CellCube also has a market cap of only US$20 million, which for both Largo and Bushveld is just two or three times monthly free cash flow even if they paid a 50% premium to buy them out. Largo can't bid for anything at the minute since it has outstanding bonds with strict covenants that prevent M&A (issued to get its mine up and running when the vanadium price was at its low). However, as of June 1st, those bonds all become callable, so Largo can forcibly retire the bonds (now only US$29 million outstanding) and it has signalled its intent to do just that. So after June 1st, Largo will have both the cash and freedom to do M&A.
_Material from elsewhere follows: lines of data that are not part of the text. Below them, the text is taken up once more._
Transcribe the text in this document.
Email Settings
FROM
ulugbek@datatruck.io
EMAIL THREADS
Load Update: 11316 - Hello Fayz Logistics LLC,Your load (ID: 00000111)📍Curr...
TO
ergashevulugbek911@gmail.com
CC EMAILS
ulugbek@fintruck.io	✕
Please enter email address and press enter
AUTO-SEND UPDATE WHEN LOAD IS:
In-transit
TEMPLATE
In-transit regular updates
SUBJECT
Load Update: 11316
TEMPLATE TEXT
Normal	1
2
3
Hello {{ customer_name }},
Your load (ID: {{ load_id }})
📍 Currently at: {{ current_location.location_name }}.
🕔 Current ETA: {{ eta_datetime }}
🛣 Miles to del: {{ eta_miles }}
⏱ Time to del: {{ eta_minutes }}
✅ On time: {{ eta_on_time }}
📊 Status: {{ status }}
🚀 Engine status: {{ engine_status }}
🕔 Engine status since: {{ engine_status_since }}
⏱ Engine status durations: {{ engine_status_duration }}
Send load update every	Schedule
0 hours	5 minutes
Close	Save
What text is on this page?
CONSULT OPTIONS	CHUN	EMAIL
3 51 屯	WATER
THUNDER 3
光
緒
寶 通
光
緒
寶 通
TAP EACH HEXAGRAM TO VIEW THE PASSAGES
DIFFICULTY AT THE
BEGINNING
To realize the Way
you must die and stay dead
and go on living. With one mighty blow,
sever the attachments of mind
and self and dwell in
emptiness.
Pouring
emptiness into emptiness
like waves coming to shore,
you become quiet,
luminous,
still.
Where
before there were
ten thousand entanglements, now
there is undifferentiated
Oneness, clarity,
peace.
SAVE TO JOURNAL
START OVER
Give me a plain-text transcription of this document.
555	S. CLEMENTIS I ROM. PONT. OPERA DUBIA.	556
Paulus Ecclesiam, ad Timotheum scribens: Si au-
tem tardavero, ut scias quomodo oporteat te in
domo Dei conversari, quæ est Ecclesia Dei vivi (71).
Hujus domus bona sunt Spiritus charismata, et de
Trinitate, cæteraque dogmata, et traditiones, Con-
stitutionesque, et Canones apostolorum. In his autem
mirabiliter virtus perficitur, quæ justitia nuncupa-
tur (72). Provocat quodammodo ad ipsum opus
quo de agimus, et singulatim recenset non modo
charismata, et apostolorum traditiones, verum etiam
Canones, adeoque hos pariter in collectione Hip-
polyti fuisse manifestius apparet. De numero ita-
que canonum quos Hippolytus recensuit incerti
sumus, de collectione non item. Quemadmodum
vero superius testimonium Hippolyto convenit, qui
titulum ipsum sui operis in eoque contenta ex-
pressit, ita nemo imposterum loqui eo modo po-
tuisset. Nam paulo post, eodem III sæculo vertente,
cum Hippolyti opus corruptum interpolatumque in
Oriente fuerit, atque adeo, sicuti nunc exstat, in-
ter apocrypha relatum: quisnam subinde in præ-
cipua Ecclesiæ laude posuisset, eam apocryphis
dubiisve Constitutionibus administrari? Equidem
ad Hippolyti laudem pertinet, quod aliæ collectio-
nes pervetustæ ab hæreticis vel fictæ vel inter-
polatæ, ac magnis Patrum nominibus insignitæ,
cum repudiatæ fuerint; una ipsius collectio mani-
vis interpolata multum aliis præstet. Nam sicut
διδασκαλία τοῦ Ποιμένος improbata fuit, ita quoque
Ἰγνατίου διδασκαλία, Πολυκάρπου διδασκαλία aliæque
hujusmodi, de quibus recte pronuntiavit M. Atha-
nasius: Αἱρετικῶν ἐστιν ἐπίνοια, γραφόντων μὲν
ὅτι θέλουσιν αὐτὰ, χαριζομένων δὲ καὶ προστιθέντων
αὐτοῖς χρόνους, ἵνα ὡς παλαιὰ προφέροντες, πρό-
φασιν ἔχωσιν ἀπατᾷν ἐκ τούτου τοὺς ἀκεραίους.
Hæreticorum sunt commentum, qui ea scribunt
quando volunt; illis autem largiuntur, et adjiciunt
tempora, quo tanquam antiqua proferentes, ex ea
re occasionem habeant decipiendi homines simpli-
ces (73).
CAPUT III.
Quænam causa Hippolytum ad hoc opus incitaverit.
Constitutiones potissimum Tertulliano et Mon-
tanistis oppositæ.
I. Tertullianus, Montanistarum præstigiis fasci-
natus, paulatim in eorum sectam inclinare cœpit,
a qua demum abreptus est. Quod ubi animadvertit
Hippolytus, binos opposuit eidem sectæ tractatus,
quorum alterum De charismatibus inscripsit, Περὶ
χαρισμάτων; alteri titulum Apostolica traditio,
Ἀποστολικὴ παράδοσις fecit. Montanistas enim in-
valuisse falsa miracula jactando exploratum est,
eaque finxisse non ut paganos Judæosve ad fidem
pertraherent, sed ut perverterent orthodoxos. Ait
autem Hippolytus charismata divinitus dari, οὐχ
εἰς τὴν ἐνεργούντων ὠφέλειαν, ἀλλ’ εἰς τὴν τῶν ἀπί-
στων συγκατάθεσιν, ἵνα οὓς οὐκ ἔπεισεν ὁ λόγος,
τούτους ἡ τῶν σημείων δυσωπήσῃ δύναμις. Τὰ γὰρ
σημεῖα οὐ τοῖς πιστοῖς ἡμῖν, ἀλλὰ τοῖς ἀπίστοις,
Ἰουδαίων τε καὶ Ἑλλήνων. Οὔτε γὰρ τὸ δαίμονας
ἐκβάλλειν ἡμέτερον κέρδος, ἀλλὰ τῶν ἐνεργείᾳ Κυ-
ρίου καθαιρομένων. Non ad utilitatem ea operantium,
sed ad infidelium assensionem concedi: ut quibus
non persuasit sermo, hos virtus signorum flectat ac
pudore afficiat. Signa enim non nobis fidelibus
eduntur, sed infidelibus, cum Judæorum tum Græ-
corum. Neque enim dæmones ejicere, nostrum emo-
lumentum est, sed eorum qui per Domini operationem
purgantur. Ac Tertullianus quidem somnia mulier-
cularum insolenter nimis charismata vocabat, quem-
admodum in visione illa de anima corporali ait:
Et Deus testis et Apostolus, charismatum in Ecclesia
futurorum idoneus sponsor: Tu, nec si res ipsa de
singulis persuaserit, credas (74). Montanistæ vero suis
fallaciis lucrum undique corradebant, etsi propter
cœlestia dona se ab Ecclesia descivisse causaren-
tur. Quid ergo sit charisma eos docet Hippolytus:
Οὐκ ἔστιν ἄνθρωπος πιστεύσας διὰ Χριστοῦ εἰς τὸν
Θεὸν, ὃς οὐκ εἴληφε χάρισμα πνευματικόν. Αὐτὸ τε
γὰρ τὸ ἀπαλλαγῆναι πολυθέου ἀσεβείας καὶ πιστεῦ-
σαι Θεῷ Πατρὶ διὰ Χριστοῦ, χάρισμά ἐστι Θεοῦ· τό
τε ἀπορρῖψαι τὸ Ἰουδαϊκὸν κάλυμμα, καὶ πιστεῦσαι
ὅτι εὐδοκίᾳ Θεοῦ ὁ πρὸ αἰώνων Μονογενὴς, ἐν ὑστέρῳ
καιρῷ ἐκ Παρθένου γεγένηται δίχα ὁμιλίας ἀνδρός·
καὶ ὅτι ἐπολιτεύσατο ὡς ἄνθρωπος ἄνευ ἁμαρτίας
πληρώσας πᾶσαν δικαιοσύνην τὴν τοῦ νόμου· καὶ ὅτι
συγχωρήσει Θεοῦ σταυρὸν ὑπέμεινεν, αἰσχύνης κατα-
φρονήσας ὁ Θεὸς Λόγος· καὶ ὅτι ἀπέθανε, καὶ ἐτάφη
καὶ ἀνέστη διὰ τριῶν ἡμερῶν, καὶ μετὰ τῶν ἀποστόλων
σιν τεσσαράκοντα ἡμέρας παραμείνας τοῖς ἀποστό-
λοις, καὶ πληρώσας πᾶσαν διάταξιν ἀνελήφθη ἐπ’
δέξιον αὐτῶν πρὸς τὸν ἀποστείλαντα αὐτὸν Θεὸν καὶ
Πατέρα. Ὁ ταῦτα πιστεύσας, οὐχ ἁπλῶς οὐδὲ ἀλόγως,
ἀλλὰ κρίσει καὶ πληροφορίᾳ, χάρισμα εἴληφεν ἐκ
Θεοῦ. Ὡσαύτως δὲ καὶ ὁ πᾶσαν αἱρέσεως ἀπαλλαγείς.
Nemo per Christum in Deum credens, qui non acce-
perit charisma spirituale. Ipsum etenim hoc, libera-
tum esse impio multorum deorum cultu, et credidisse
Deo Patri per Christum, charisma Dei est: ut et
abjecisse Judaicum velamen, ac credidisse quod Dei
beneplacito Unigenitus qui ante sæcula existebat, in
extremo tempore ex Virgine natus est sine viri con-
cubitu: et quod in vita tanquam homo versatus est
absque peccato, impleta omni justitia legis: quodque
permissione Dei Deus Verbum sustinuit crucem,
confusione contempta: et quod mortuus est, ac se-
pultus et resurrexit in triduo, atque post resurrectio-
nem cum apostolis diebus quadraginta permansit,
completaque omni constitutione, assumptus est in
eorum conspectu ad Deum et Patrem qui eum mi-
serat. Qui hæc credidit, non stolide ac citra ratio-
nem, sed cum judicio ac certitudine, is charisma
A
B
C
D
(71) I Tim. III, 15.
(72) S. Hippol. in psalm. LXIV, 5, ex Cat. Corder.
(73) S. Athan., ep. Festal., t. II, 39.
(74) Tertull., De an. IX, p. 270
So I guess if neither Largo nor Bushveld take a run at CellCube over the next few months it's because they don't think CellCube has any intellectual property worth having. Given how much free cash LGO and BMN are currently generating they could swallow up CellCube in an instant with almost no impact on their respective balance sheets whatsoever. Will be interesting to see what both these companies do M&A-wise going forward.
Stock is up 14% on the news. I view all newsflow around large scale VRFB rollouts as positive for BMN
https://www.prnewswire.com/news-releases/cellcube-announces-100-mw-energy-storage-project-in-us-300811704.html
AMG had conference call yesterday and recording has just been put up. Around about one third of Q&A relates to their vanadium division. Q&A from 20 minutes.
https://amg-nv.com/investors/media/
Always impressed by their CEO and he remains bullish on vanadium market outlook:
- See China rebar reg enforcement somewhat lacking to date but says has no doubt authorities will tighten and this will underpin vanadium pricing
- Vanadium remains in a long-term growth scenario
- Prices have been firming after Chinese New Year
Few new things I learnt from conference call:
- AMG is global leader in titanium alloys, mostly driven by aerospace. While titanium is main alloy ingredient, such allows also contain vanadium so as aerospace use increases demand for high-purity vanadium also increases.
- AMG is lowest cost vanadium producer as it secures titanium through reprocessing petrochemical-plant catalysts. Huge increase in catalyst usage. The next bit was a bit unclear, but from what I understood regulation changes mean that a huge amount of bunker fuel has to find a home and this will require a large jump in vanadium-related catalyst usage. I guess this relates to new bunker fuel desulfurisation regs after googling the issue. Any board posters have expertise in this area? Anyway, upshot is that this translates into a new vanadium growth driver, and one I have not heard of before.
Whenever I listen to the AMG conference call, always impressed by the CEO. No nonsense guy who really knows his specialist metals. Very gruff and conservative, and not the kind of guy to ramp pricing prospects. So the fact he remains very bullish on vanadium outlook a big plus for me.